From Group B to Group A
Instead, Lancia shifted the attention of the rally department to the smaller and near-production Group A. For this, the normal five-door Delta could be used, but it also had to be available to private customers as an all-wheel-drive version. Thus, in the fall of 1986, the Delta HF 4WD with a two-liter, four-cylinder turbocharged engine made its debut. On the road, this powerplant achieved 165 hp, and significantly more in rally trim. In the course of the following years Lancia presented again and again advancements such as the Delta HF Integrale, the Delta HF Integrale 16V and the Delta HF Integrale Evoluzione, in order to keep the rally versions current and competitive by newly homologated components. The once quite narrow bodyshell thereby grew fender extensions, a roof spoiler and modified bumpers. The success of these measures can be seen in the rally victories and championship titles in the WRC and other championships.
Maggiora built the Evo II until 1994
Starting from mid-1993 the Delta HF Integrale Evo II was developed in the plant Chivasso as final development stage of the series. In Germany, Lancia offered this model as the Delta HF Integrale Sedici, alluding to the sixteen-valve technology in the cylinder head. The coachbuild company Maggiora, which was founded in 1925, took over the production facilities in Chivasso in 1993 and produced the Evo II versions for Lancia. Mainly special edition models in limited quantity were built until 1994. Lancia had left the WRC as a manufacturer after the 1992 season.

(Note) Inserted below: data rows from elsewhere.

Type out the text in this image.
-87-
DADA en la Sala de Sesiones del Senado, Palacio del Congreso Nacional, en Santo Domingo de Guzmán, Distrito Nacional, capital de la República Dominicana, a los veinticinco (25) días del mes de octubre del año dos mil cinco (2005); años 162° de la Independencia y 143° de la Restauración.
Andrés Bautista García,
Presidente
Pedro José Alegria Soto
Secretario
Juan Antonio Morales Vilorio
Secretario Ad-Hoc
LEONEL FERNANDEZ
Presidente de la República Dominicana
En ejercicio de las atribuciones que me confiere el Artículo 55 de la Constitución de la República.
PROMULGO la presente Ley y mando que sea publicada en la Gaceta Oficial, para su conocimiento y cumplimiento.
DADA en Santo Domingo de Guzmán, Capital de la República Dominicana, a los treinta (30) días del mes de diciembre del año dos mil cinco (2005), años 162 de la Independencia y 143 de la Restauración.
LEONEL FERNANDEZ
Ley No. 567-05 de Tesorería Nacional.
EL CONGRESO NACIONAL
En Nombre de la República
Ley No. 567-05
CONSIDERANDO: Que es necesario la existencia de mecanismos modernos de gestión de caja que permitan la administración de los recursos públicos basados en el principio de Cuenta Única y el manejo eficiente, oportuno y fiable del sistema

Nevertheless the Delta HF Integrale Evo II enjoyed strong popularity. Japanese customers in particular bought everything that rolled into the showrooms. However, by the presentation of the second Delta model generation it was foreseeable that the production time of the Evo II was coming to an end. Maggiora was still developing an Evo III version, but ultimately had to end both work on it and production of the Evo II in 1994.
Edizione Finale #051 at RM Sotheby’s
250 numbered cars went to Japan as Edizione Finale. They received a dark red paint job with a yellow and blue longitudinal stripe from the hood to the roof spoiler. Inside, dark grey upholstery with Alcantara components and Recaro sports seats were used. A two-liter four-cylinder block remained under the hood. Thanks to 16-valve technology and a catalytic converter as well as modified engine management software, 184 kW/250 hp were available. In addition, Eibach springs and a strut brace from OMP were part of the equipment of the last special edition model. RM Sotheby’s is auctioning off the Lancia Delta HF Integrale Evo II Edizione Finale with the limitation number 051 in its “Open Roads, August” online auction. This car has been back in Europe since 2009 and currently belongs to a Swiss owner. With just over 35,000 kilometers of mileage, the auction house expects a hammer price between CHF 95,000 and CHF 175,000.